Quo Vadis was a fashionable restaurant in New York City located at 26 East 63rd Street near the corner with Madison Avenue. It operated from 1946 until 1984. W magazine referred to it in 1972, as one of "Les Six, the last bastions of grand luxe dining in New York." The other five named were La Grenouille, La Caravelle, La Côte Basque, Lafayette, and Lutèce.

==History==
The restaurant was established in 1946 by two Italians, Gino Robusti and Bruno Caravaggi, who met when they were both working in Spa, Belgium. They had originally come to the United States in 1939 to work in the Belgian Pavilion's restaurant at the 1939 New York World's Fair and stayed on to work at Brussels Restaurant on 26 East 63rd Street. Founded by Albert Giambelli who had run the Belgian Pavilion's restaurant, it was located on the ground floor of the Leonori Building, one of the first large apartment buildings in New York to convert their ground floor into retail space. In 1946 Robusti and Caravaggi bought the Brussels and renamed it Quo Vadis. The new restaurant's opulent decor featured Roman columns, Italian mosaics, and walls covered in red velvet. The Quo Vadis logo printed on their menus and matchbooks was an elaborate crest in red and green featuring a drawing of the Capitoline Wolf inside a large letter "Q". The two owners always wore tuxedos and their male customers were required to wear a coat and tie.

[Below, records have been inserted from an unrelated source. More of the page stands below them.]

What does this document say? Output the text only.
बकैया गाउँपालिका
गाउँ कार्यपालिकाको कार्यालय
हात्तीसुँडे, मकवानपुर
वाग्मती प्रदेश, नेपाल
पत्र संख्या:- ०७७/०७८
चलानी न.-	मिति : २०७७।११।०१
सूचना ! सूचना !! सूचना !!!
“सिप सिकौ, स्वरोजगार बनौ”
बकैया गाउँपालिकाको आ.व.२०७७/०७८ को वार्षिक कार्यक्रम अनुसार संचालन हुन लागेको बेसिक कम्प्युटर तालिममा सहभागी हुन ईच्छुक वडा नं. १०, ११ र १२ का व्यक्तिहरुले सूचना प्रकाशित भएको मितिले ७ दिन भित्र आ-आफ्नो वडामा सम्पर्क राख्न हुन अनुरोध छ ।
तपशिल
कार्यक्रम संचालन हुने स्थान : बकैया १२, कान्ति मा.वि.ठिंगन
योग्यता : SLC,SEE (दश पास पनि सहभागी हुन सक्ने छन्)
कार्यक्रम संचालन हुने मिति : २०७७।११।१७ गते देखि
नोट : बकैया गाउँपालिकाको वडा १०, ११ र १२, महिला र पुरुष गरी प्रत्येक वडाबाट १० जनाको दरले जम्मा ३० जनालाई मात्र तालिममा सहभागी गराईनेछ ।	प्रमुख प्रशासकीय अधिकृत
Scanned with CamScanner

Within two years of its opening, Alexander Mackall's restaurant guide, Knife and Fork in New York, described Quo Vadis as "a delightful new restaurant unveiled by a couple of young paragons of politeness whose virtuosity as suggesters, carvers, servers and general pleasers is quite extraordinary." In 1968, Craig Claiborne wrote in The New York Times that it was one of the finest kitchens in Manhattan and awarded it four stars. Quo Vadis had its own publicist, Lanfranco Rasponi, who was also the publicist for The Colony, and in its heyday was frequented by numerous celebrities and socialites including Diana Vreeland, Lee Radziwill, Paulette Goddard, Jacqueline Kennedy, Frank Sinatra, Truman Capote, Andy Warhol as well as president Gerald Ford and Richard Nixon. Bob Colacello recalled that many of the celebrity interviews for Warhol's magazine Interview were taped at Quo Vadis because its vaulted ceiling and velvet-covered walls made for good acoustics. Amongst the interviews they recorded there were those with Truman Capote, Jack Nicholson, Burt Reynolds, and Mick Jagger. According to Colacello, Quo Vadis exempted Nicholson, Reynolds, and Jagger from its coat and tie requirement.

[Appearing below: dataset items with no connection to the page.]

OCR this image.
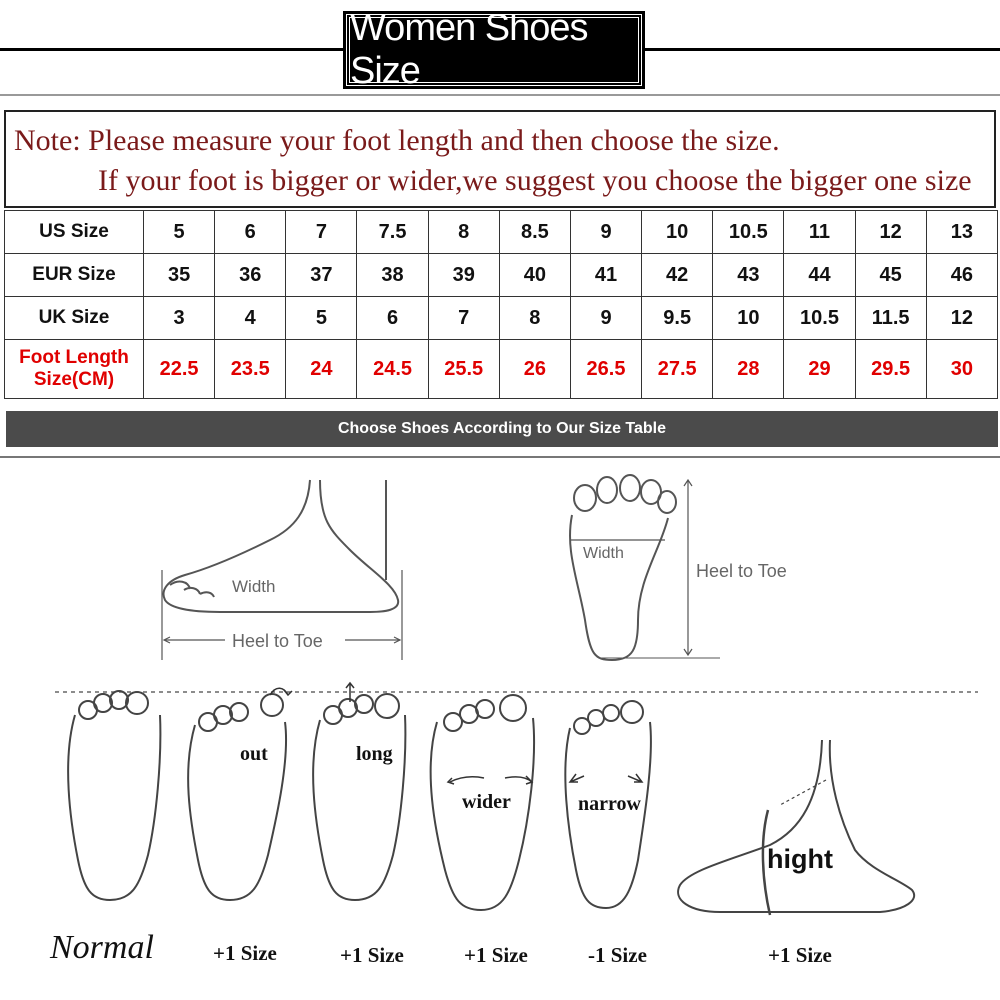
Women Shoes Size
Note: Please measure your foot length and then choose the size.
If your foot is bigger or wider,we suggest you choose the bigger one size
US Size	5	6	7	7.5	8	8.5	9	10	10.5	11	12	13
EUR Size	35	36	37	38	39	40	41	42	43	44	45	46
UK Size	3	4	5	6	7	8	9	9.5	10	10.5	11.5	12
Foot Length
Size(CM)	22.5	23.5	24	24.5	25.5	26	26.5	27.5	28	29	29.5	30
Choose Shoes According to Our Size Table
Width
Heel to Toe
Width
Heel to Toe
out	long
wider	narrow
hight
Normal	+1 Size	+1 Size	+1 Size	-1 Size	+1 Size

In 1975, New York Magazines restaurant critic, Gael Greene, observed that while much of the cooking at Quo Vadis was still "impeccable", the quality of its service had declined and some of the dishes were undistinguished. She characterised the restaurant as "an aging grande dame in yellowed ermine." Robusti and Caravaggi retired in 1981 and sold Quo Vadis to Romeo Mattiusi and Bernard Norget, who also owned the nearby La Folie restaurant. However, the new owners filed for bankruptcy within two years. Robusti and Caravaggi briefly came out of retirement and resumed operation of the restaurant, but closed it definitively in 1984. A new restaurant, QV, then occupied the site, but it soon closed and in 1987 became Orsini's. Since 1996 the site has been occupied by Club Macanudo, a cigar bar.

==Cuisine==
The restaurant described its cuisine as "Continental", combining classic French dishes with Italian ones. Their specialties included fondue bruxelloise (cheese croquettes with fried parsley), steak Diane, bollito misto, rare rack of lamb carved at the table, and eels in green sauce. Its Head Chef and Sous-chef in the 1960s were Marcel Grange and Leon Herviou.